One early study performed in the absence of acute fetal compromise demonstrated that the differences between base deficit values between women with preeclampsia and their fetuses was greater than in healthy parturients (simultaneous blood microsamples were taken from the maternal ear and uterine cervix and the fetus). 23In the current study, the correlation (r = 0.36) between maternal base deficit and neonatal base deficit, which was stronger in the spinal anesthesia group (r = 0.47) than in the general anesthesia group (r = 0.29), suggests some association between preeclampsia and poor placental perfusion, although the relation is weak. Measuring the maternal base deficit may therefore help identify infants at greatest risk.

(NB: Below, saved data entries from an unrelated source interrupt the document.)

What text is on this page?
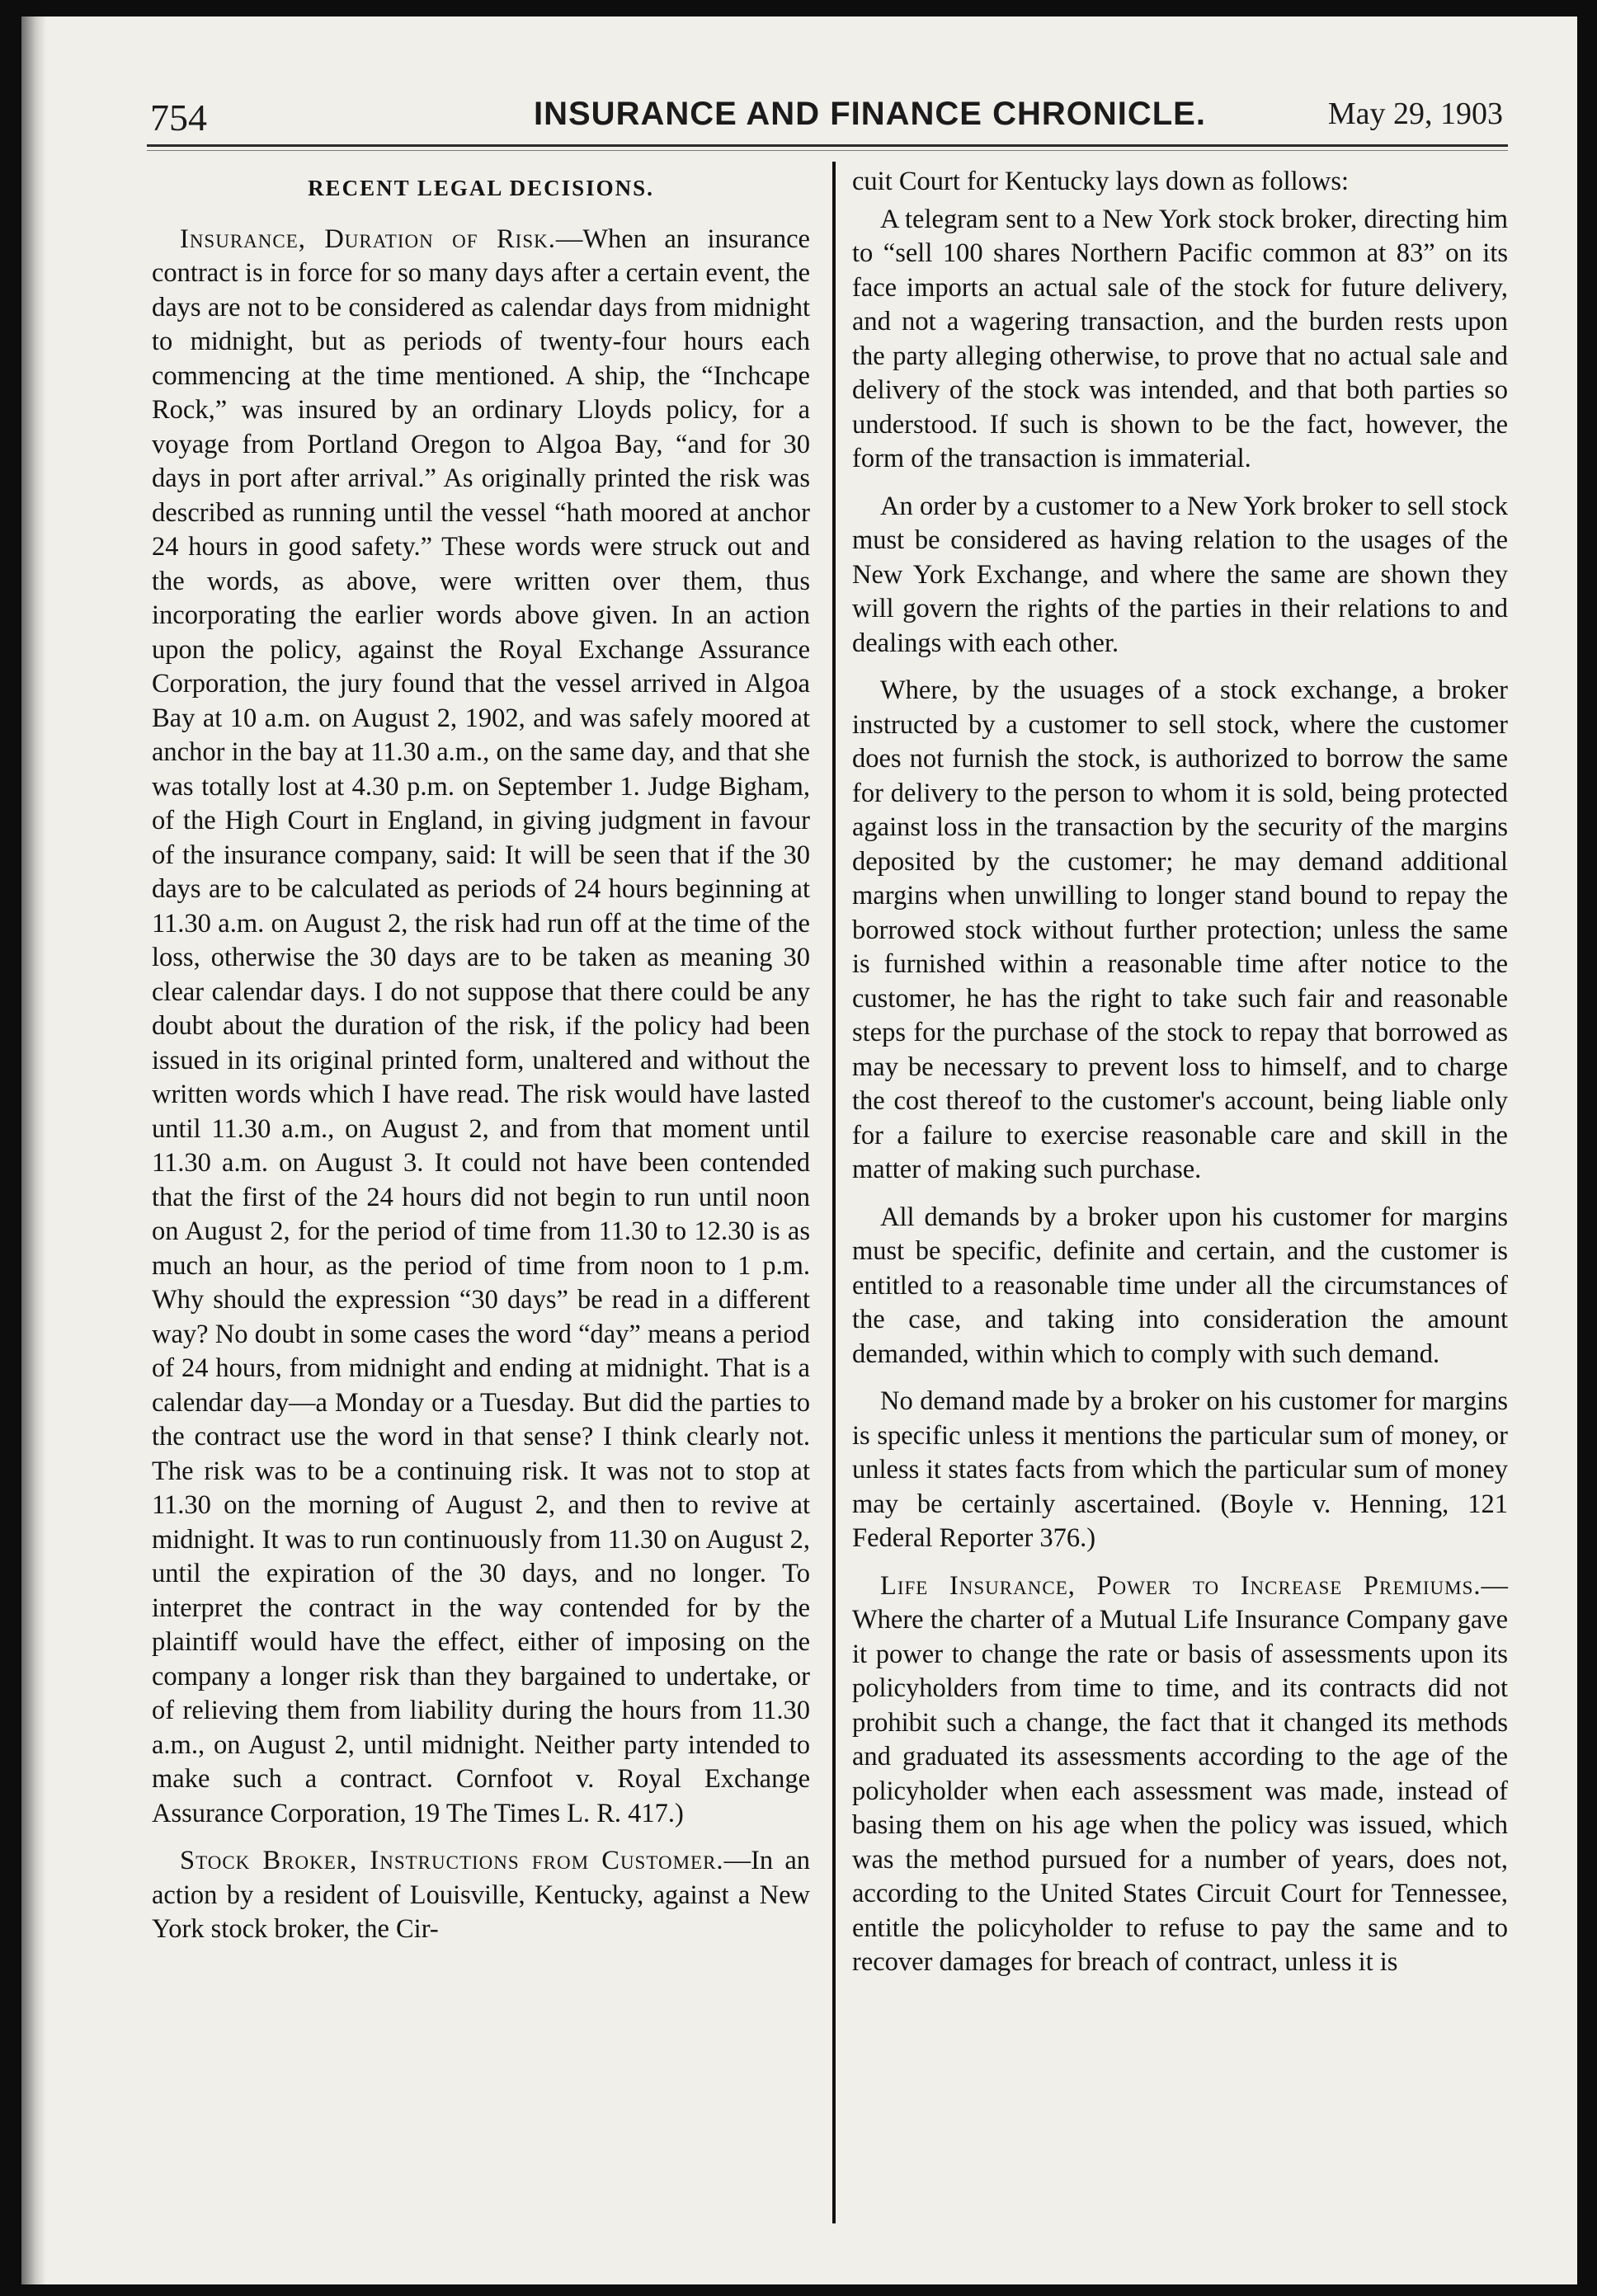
754	INSURANCE AND FINANCE CHRONICLE.	May 29, 1903
RECENT LEGAL DECISIONS.

Insurance, Duration of Risk.—When an insurance contract is in force for so many days after a certain event, the days are not to be considered as calendar days from midnight to midnight, but as periods of twenty-four hours each commencing at the time mentioned. A ship, the “Inchcape Rock,” was insured by an ordinary Lloyds policy, for a voyage from Portland Oregon to Algoa Bay, “and for 30 days in port after arrival.” As originally printed the risk was described as running until the vessel “hath moored at anchor 24 hours in good safety.” These words were struck out and the words, as above, were written over them, thus incorporating the earlier words above given. In an action upon the policy, against the Royal Exchange Assurance Corporation, the jury found that the vessel arrived in Algoa Bay at 10 a.m. on August 2, 1902, and was safely moored at anchor in the bay at 11.30 a.m., on the same day, and that she was totally lost at 4.30 p.m. on September 1. Judge Bigham, of the High Court in England, in giving judgment in favour of the insurance company, said: It will be seen that if the 30 days are to be calculated as periods of 24 hours beginning at 11.30 a.m. on August 2, the risk had run off at the time of the loss, otherwise the 30 days are to be taken as meaning 30 clear calendar days. I do not suppose that there could be any doubt about the duration of the risk, if the policy had been issued in its original printed form, unaltered and without the written words which I have read. The risk would have lasted until 11.30 a.m., on August 2, and from that moment until 11.30 a.m. on August 3. It could not have been contended that the first of the 24 hours did not begin to run until noon on August 2, for the period of time from 11.30 to 12.30 is as much an hour, as the period of time from noon to 1 p.m. Why should the expression “30 days” be read in a different way? No doubt in some cases the word “day” means a period of 24 hours, from midnight and ending at midnight. That is a calendar day—a Monday or a Tuesday. But did the parties to the contract use the word in that sense? I think clearly not. The risk was to be a continuing risk. It was not to stop at 11.30 on the morning of August 2, and then to revive at midnight. It was to run continuously from 11.30 on August 2, until the expiration of the 30 days, and no longer. To interpret the contract in the way contended for by the plaintiff would have the effect, either of imposing on the company a longer risk than they bargained to undertake, or of relieving them from liability during the hours from 11.30 a.m., on August 2, until midnight. Neither party intended to make such a contract. Cornfoot v. Royal Exchange Assurance Corporation, 19 The Times L. R. 417.)

Stock Broker, Instructions from Customer.—In an action by a resident of Louisville, Kentucky, against a New York stock broker, the Cir-

cuit Court for Kentucky lays down as follows:

A telegram sent to a New York stock broker, directing him to “sell 100 shares Northern Pacific common at 83” on its face imports an actual sale of the stock for future delivery, and not a wagering transaction, and the burden rests upon the party alleging otherwise, to prove that no actual sale and delivery of the stock was intended, and that both parties so understood. If such is shown to be the fact, however, the form of the transaction is immaterial.

An order by a customer to a New York broker to sell stock must be considered as having relation to the usages of the New York Exchange, and where the same are shown they will govern the rights of the parties in their relations to and dealings with each other.

Where, by the usuages of a stock exchange, a broker instructed by a customer to sell stock, where the customer does not furnish the stock, is authorized to borrow the same for delivery to the person to whom it is sold, being protected against loss in the transaction by the security of the margins deposited by the customer; he may demand additional margins when unwilling to longer stand bound to repay the borrowed stock without further protection; unless the same is furnished within a reasonable time after notice to the customer, he has the right to take such fair and reasonable steps for the purchase of the stock to repay that borrowed as may be necessary to prevent loss to himself, and to charge the cost thereof to the customer's account, being liable only for a failure to exercise reasonable care and skill in the matter of making such purchase.

All demands by a broker upon his customer for margins must be specific, definite and certain, and the customer is entitled to a reasonable time under all the circumstances of the case, and taking into consideration the amount demanded, within which to comply with such demand.

No demand made by a broker on his customer for margins is specific unless it mentions the particular sum of money, or unless it states facts from which the particular sum of money may be certainly ascertained. (Boyle v. Henning, 121 Federal Reporter 376.)

Life Insurance, Power to Increase Premiums.—Where the charter of a Mutual Life Insurance Company gave it power to change the rate or basis of assessments upon its policyholders from time to time, and its contracts did not prohibit such a change, the fact that it changed its methods and graduated its assessments according to the age of the policyholder when each assessment was made, instead of basing them on his age when the policy was issued, which was the method pursued for a number of years, does not, according to the United States Circuit Court for Tennessee, entitle the policyholder to refuse to pay the same and to recover damages for breach of contract, unless it is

One early study comparing general and epidural anesthesia for cesarean delivery in preeclampsia showed considerable hemodynamic instability in the general anesthesia group, including marked systemic and pulmonary hypertension on intubation. However, the sample sizes were small (a total of 17 patients were studied), and no pharmacologic measures were used to obtund the intubation response. 24In the current study involving emergency cesarean delivery, a previously validated method of controlling intubation response was used, 25and hemodynamic responses were acceptable. Similar hemodynamic responses were achieved in the spinal anesthesia group, although the blood pressures were significantly lower in this group at several time points. However, it should be recognized that cardiac output may correlate better than upper limb blood pressure with fetal acidosis. 26The mean ephedrine dose was only 13.7 mg in the spinal anesthesia group, including one patient requiring 100 mg. Blood loss was slightly greater in the general anesthesia group, but the difference was not clinically important, particularly given the relatively crude methods of estimation. In a previous study involving a group of 12 preeclamptic patients undergoing spinal anesthesia for elective cesarean delivery in whom the placental uterine artery circulation was studied using a pulsed color Doppler technique, a marked increase in uterine artery pulsatility index as a sign of increased vascular resistance was seen in only one patient during a period of severe maternal hypotension. 27In the current study, blood pressure changes of the magnitude measured in the spinal anesthesia group might well have had no clinically detrimental effect on the fetus in normal parturients. However, in the setting of emergency cesarean delivery in severe preeclampsia with fetal compromise and in combination with the use of ephedrine and mild hypocapnia induced by maternal hyperventilation, even a modest lowering of the blood pressure could have contributed to decreased placental perfusion. This could explain the increased umbilical arterial base deficit demonstrated in the spinal group.
This study shows that spinal anesthesia for cesarean delivery in preeclamptic patients with a nonreassuring fetal heart trace may be associated with a higher mean neonatal umbilical arterial base deficit and a lower median umbilical arterial pH than general anesthesia. The clinical significance remains to be established.